El crecimiento real del PIB depende de dos factores: el crecimiento del número de trabajadores empleados y el crecimiento de su productividad. En 2025, el crecimiento del empleo en Estados Unidos se detuvo a medida que la inmigración neta se invirtió y no se crean nuevos empleos. De hecho, si la IA está teniendo algún efecto, el empleo puede caer en 2026. Así que incluso si la productividad laboral anual aumenta (porque se están perdiendo puestos de trabajo) a decir, un 2,5-3,0%, la economía estadounidense difícilmente estará en auge. Además, todos los aumentos de ingresos serán absorvidos por el 10% superior.
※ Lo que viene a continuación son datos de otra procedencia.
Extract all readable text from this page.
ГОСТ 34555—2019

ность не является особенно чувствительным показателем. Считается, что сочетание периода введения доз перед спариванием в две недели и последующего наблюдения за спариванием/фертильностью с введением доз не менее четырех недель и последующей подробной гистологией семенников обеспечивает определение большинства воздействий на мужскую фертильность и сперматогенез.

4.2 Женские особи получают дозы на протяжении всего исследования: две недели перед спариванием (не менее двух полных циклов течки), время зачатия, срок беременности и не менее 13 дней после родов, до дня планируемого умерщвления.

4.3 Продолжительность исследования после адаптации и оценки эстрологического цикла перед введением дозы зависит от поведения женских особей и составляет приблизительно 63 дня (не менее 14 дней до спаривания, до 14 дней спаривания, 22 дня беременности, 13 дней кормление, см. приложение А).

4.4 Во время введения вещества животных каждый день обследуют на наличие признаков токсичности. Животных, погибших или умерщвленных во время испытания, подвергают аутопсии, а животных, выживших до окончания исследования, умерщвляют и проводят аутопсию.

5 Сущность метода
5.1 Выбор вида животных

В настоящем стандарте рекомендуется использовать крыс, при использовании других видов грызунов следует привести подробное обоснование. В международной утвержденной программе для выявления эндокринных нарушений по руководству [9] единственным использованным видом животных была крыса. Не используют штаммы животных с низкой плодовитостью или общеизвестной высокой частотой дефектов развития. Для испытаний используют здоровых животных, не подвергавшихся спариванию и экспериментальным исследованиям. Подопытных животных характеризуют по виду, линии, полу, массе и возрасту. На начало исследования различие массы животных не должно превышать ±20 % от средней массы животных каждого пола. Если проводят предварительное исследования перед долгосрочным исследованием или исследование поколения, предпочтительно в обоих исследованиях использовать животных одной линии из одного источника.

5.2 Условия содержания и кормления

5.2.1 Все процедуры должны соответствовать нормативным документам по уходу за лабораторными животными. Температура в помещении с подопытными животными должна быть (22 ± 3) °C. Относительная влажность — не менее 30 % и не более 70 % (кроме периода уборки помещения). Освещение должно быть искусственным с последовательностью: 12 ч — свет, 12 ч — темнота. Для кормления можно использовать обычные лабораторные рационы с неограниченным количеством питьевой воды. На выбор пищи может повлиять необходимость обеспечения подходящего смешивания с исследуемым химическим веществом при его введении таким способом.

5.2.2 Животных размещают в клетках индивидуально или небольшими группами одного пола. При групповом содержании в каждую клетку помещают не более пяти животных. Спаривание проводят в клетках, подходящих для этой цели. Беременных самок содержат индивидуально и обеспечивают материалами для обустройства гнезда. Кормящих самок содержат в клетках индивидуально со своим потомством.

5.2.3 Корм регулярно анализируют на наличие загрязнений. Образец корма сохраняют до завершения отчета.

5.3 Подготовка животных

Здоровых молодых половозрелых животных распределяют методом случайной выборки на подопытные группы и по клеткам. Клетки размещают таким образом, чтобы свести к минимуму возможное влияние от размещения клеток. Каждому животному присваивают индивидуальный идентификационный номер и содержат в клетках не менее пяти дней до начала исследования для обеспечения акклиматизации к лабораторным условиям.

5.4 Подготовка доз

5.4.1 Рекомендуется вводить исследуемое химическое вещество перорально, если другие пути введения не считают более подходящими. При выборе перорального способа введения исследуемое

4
Y hay más golpes por venir para la mayoría de los hogares estadounidenses. El llamado proyecto de ley fiscal "grande, hermoso" de Trump ya está en funcionamiento. Trump habla de que no hay impuestos sobre las propinas y otras pequeñas medidas, pero los grandes éxitos son los recortes de impuestos sobre las ganancias corporativas y los recortes a Medicaid y los cupones de alimentos. La Oficina de Presupuesto del Congreso considera que el proyecto de ley reducirá los ingresos del 40% de los estadounidenses de ingresos más bajos, mientras que el 20% superior obtiene grandes ganancias.




Finalmente, si la burbuja de IA estalla a finales de este año, sabremos quién gana las apuestas.